Israel’s Inflation Rate Surges
JERUSALEM (Reuters) – Israel’s inflation rate surged in August to its highest rate in nearly a year, according to data from the Central Bureau of Statistics released on Sunday, reducing the likelihood of more interest rate cuts anytime soon.
The annual inflation rate rose to 3.6% last month from 3.2% in July, marking its highest level since last October. This figure significantly exceeds expectations of 3.2% in a Reuters poll and far surpasses the government’s 1-3% annual target range.
Government officials have largely attributed the spike in inflation to war-related supply issues.
The consumer price index (CPI) increased by a higher-than-expected 0.9% in August compared to July, driven by rising costs of fresh produce, food, housing, transport, education, and entertainment. These increases were only partially offset by declines in clothing and footwear, telecommunications, and furniture.

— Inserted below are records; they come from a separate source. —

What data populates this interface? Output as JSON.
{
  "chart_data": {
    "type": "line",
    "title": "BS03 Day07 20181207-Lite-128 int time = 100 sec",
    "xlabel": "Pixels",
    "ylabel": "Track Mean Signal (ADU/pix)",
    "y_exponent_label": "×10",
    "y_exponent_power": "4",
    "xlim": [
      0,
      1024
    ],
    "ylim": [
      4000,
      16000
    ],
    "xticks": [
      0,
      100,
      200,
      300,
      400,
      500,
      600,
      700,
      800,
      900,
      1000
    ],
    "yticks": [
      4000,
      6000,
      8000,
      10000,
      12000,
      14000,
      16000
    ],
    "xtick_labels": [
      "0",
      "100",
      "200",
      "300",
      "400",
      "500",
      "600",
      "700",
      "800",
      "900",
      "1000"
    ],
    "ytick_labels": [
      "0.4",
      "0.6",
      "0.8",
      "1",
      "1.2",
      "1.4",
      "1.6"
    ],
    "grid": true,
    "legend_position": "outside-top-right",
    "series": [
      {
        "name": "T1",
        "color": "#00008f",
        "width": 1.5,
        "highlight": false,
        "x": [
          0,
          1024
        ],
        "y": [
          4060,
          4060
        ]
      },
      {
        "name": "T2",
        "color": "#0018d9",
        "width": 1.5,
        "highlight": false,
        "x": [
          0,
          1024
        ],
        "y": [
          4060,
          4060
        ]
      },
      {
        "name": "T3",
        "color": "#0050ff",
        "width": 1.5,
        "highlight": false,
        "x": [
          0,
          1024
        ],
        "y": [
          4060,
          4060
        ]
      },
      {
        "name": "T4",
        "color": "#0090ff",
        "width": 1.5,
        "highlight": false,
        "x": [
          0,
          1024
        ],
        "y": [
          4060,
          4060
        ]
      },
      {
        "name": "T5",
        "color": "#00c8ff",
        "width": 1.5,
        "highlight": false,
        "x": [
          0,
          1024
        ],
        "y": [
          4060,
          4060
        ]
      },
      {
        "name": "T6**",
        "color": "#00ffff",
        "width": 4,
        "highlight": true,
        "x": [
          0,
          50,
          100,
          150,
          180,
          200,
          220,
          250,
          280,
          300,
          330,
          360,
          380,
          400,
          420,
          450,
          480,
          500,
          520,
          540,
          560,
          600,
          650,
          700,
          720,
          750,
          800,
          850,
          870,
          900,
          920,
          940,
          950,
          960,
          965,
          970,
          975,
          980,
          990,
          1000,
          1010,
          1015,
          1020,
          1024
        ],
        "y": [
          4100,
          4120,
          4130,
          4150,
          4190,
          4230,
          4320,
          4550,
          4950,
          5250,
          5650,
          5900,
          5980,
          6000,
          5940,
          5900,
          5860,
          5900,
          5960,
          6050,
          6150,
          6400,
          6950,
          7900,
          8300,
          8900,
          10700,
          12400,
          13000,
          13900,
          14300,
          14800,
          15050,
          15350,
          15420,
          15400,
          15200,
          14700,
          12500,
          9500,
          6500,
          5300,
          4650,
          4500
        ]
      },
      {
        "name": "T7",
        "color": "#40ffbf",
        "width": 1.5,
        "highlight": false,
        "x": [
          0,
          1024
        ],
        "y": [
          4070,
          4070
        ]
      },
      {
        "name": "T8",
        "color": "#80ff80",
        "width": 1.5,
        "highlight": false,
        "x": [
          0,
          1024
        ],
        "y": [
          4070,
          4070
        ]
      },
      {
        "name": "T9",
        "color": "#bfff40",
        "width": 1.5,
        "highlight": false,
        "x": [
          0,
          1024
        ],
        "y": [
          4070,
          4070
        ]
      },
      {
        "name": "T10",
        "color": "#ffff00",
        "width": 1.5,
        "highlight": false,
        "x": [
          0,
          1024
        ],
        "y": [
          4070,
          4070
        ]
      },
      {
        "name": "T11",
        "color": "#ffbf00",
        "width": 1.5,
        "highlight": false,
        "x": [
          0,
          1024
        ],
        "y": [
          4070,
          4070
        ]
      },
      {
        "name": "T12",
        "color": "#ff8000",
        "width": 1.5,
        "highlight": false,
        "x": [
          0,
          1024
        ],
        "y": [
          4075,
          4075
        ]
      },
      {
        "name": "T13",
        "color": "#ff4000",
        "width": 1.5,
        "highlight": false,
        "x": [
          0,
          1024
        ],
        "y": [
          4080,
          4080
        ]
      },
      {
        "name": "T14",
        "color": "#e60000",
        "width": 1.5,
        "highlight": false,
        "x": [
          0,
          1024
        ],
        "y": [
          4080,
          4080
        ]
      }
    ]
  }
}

After cutting its benchmark interest rate in January, the Bank of Israel has kept the rate unchanged during subsequent meetings in February, April, May, July, and August, citing geopolitical tensions, rising price pressures, and looser fiscal policy due to the ongoing conflict with the Palestinian militant group Hamas.
The next meeting to decide on rates is scheduled for October 9. Israeli central bankers have indicated that they do not anticipate rate cuts until 2025.